Les francophones ont fortement diminué entre 1971 et 2016 à l'Île-du-Prince-Édouard. Photo: iStock / iStockPhoto
Radio-Canada

Le nombre de francophones de langue maternelle diminue depuis près de 50 ans à l'Île-du-Prince-Édouard. On peut même parler d'un véritable déclin selon les derniers chiffres de Statistiques Canada.

Ils étaient plus de 7300 à s'identifier d'abord comme francophones en 1971. Un chiffre qui est descendu à un peu plus de 5000 une dizaine d’années plus tard.

Ce nombre a plus ou moins stagné pendant plus de 20 ans pour finalement passer sous la barre des 5000 en 2011.

En 2016, ils n'étaient plus que 4500, soit un peu plus de 3 % de la population totale de l'Île-du-Prince-Édouard.

Un tableau montrant qu'en 1971 il y avait 7369 francophones et qu'il n'en restait que 4550 en 2016. Entre 1971 et 2016, le nombre de francophones a chuté de près de 3000 personnes à l'Île-du-Prince-Édouard. Photo : Radio-Canada

Le plus grand déclin est survenu dans les 1970, après la fermeture de toutes les écoles francophones, sauf celle de la région Évangéline.

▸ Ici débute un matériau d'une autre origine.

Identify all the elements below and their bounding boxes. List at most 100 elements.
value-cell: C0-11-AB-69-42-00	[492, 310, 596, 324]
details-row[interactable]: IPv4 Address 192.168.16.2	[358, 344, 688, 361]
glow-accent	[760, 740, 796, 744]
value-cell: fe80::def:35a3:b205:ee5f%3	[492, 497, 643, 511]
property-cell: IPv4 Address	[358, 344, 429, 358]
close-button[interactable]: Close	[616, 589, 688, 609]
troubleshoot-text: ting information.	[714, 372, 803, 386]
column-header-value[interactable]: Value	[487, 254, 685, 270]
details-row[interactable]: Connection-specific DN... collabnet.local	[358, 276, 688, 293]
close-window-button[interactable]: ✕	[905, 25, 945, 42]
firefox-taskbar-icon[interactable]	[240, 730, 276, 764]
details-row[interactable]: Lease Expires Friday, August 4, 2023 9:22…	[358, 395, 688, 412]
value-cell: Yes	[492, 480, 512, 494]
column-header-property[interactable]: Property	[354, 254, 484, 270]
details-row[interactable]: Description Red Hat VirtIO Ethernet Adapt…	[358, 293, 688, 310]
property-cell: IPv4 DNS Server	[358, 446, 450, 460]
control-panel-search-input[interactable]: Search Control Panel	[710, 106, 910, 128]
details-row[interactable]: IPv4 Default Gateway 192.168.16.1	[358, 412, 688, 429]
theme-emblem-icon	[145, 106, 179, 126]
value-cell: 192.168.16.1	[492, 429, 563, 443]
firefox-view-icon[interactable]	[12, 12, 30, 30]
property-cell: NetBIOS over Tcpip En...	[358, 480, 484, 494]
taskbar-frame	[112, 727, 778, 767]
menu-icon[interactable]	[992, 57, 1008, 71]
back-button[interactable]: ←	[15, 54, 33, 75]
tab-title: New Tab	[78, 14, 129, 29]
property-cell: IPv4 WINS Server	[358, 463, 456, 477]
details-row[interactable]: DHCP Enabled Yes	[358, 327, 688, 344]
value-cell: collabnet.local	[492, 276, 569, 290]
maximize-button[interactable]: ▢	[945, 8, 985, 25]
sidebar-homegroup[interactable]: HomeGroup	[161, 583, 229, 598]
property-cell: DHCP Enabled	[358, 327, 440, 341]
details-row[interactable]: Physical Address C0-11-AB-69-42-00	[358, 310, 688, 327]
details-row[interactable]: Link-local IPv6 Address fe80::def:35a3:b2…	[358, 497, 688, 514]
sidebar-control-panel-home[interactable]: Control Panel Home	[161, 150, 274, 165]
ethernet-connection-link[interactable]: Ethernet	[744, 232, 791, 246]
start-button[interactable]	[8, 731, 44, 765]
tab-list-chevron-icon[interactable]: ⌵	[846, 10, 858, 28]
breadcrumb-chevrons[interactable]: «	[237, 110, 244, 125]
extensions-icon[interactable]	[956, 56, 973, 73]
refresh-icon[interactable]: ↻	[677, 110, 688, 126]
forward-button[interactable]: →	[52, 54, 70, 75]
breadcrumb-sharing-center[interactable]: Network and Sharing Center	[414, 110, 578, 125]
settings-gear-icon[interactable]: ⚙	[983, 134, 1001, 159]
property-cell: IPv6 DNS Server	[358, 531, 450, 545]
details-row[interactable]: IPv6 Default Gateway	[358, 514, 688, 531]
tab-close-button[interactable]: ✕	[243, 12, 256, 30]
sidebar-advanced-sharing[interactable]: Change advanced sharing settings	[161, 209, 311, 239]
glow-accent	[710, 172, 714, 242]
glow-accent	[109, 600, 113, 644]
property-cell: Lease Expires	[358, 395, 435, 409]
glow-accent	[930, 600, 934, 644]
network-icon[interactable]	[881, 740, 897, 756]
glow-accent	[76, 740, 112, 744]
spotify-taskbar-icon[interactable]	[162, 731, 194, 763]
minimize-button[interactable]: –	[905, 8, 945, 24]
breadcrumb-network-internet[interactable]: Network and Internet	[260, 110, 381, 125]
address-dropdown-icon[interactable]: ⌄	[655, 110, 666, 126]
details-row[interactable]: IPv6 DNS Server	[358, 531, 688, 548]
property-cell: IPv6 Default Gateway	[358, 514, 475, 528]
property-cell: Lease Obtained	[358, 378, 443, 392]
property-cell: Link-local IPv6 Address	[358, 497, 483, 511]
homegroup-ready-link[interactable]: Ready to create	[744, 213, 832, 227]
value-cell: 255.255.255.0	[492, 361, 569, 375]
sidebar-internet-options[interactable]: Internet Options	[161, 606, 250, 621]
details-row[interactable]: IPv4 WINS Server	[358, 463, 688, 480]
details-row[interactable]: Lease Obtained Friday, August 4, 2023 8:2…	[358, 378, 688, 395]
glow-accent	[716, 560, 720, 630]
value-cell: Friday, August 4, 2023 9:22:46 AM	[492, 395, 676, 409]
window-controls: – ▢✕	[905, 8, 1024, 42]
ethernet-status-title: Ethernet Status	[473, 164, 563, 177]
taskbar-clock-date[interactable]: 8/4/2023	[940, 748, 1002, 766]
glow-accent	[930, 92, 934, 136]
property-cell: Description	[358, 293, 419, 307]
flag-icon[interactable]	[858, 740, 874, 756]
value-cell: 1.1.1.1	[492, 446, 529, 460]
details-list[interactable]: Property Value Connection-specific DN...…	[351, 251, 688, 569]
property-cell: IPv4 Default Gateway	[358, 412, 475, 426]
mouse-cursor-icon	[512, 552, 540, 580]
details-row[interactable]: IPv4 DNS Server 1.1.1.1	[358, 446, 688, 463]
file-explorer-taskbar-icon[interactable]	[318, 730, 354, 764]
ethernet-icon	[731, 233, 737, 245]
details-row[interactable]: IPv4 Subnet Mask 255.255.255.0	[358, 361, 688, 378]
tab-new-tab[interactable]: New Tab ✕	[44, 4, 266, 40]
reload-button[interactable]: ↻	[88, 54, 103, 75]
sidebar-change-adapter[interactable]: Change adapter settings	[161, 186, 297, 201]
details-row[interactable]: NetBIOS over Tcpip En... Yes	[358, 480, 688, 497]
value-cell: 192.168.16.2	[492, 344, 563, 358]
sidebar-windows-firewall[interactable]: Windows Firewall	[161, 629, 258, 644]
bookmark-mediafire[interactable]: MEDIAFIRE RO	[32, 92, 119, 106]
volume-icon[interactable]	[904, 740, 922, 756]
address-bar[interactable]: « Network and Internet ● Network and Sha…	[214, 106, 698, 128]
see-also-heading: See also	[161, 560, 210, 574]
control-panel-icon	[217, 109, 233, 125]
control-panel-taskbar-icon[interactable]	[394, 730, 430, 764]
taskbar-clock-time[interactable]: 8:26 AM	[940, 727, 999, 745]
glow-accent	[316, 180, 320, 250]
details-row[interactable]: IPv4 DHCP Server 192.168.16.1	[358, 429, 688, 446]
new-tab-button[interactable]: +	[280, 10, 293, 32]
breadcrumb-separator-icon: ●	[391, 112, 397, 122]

La population francophone s'est ensuite stabilisée. Puis, elle a recommencé à chuter depuis le début des années 2000, et ce, malgré l'ouverture de nouvelles écoles françaises.

Le directeur des Affaires acadiennes et francophones de l'Île-du-Prince-Édouard, Aubrey Cormier, est bien conscient de cette érosion.

Les francophones de langue maternelle ont diminué, mais ce sont des facteurs qui sont hors de contrôle et qui affectent l'ensemble des communautés de langues officielles à travers le pays. La dénatalité joue un rôle ainsi que l'exode des jeunes.

Aubrey Cormier en entrevue. Le directeur des Affaires acadiennes et francophones de l'Île-du-Prince-Édouard, Aubrey Cormier. Photo : Radio-Canada

Mais il refuse de baisser les bras. Selon lui, la situation n'est pas si alarmante lorsqu'on prend en compte tous les francophiles de la province, qui sont quatre fois plus nombreux que les francophones de langue maternelle.

Je pense que c'est à nous, francophones de langue maternelle, à démontrer cette ouverture puis de leur faire comprendre que ce n'est pas un club exclusif pour les francophones de langue maternelle, dit Aubrey Cormier. C'est essentiellement un club qui est ouvert à intégrer ceux qui veulent partager nos valeurs comme communauté francophone.

Malgré ces chiffres, l'espoir persiste à l'Île-du-Prince-Édouard. Les six écoles de la province accueillent cette année plus de 1000 élèves, un record.